Works by Turner and Rembrandt will be on show at Tullie House Museum and Art Gallery, including some that have never been seen in the city before.

Turner: Northern Exposure, featuring paintings and prints from the Turner Bequest at Tate retracing the artist’s 1797 tour across the North of England, shares centre stage with Rembrandt: Etchings from the British Museum, as Tullie House marks the 350th anniversary of the artist’s death.

Andrew Mackay, director of Tullie House, says “The two collections are genuinely extraordinary. The names of Turner and Rembrandt carry with them so much weight and recognition that we’re confident people will be drawn from the whole region to view these masterpieces.

“It’s an honour to be able to share these works with the public.”

The Turner exhibition includes 13 colour studies on loan from the Turner bequest at Tate alongside two of Turner’s sketchbooks which he carried with him on his journey, filled with subjects that he would return to again and again throughout his life.

The exhibition will also highlight Turner’s visits to Carlisle, which became the subject for sketches, watercolours and engravings.

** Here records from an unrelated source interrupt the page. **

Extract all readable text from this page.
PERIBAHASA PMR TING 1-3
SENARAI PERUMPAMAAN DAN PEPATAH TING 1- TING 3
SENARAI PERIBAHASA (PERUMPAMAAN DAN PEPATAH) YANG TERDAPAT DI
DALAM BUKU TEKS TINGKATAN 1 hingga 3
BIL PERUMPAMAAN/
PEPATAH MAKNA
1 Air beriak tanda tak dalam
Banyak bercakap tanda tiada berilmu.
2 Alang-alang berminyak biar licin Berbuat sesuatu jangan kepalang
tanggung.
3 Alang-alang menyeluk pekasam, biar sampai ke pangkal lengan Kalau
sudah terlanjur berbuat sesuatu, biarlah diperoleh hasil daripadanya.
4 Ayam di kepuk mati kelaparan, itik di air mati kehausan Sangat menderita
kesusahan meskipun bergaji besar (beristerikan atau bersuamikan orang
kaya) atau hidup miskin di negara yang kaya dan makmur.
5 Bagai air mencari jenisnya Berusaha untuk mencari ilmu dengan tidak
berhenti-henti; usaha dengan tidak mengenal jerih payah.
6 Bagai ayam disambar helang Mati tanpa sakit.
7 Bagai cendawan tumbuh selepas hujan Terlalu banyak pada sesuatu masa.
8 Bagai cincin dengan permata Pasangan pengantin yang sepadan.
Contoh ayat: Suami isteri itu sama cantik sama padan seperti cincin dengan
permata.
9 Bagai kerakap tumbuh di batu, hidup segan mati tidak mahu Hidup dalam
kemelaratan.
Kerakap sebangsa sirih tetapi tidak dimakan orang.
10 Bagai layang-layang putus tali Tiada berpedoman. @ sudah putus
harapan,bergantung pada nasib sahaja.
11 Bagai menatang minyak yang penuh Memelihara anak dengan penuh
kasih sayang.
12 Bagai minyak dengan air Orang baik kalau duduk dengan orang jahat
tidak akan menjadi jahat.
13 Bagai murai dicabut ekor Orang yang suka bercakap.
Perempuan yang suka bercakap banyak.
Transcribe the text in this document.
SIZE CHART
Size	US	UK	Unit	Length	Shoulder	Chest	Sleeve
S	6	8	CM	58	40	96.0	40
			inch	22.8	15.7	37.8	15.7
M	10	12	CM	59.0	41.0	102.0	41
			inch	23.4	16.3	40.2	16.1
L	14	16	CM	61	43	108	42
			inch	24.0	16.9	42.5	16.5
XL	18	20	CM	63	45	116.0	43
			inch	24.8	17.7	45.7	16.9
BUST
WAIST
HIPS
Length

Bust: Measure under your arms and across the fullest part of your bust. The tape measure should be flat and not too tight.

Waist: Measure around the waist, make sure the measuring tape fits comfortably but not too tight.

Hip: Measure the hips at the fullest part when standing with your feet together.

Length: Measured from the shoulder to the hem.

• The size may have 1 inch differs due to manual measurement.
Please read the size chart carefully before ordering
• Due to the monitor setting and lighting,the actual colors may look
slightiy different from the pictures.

Turner returned to Cumbrian subjects repeatedly throughout his long career.

At the core of the Rembrandt exhibition is a loan of 12 etchings from the British Museum. It will also include four Rembrandt later impressions etchings held within the Tullie House collection. They came to the museum in 1949 as part of the significant bequest from Gordon and Emily Bottomley.

The Tullie House Rembrandts include impressions of some of his most acclaimed etchings, The Three Trees and The Three Crosses. These works have never been on public display at Tullie House before.

The exhibitions run from October 19 to January 5.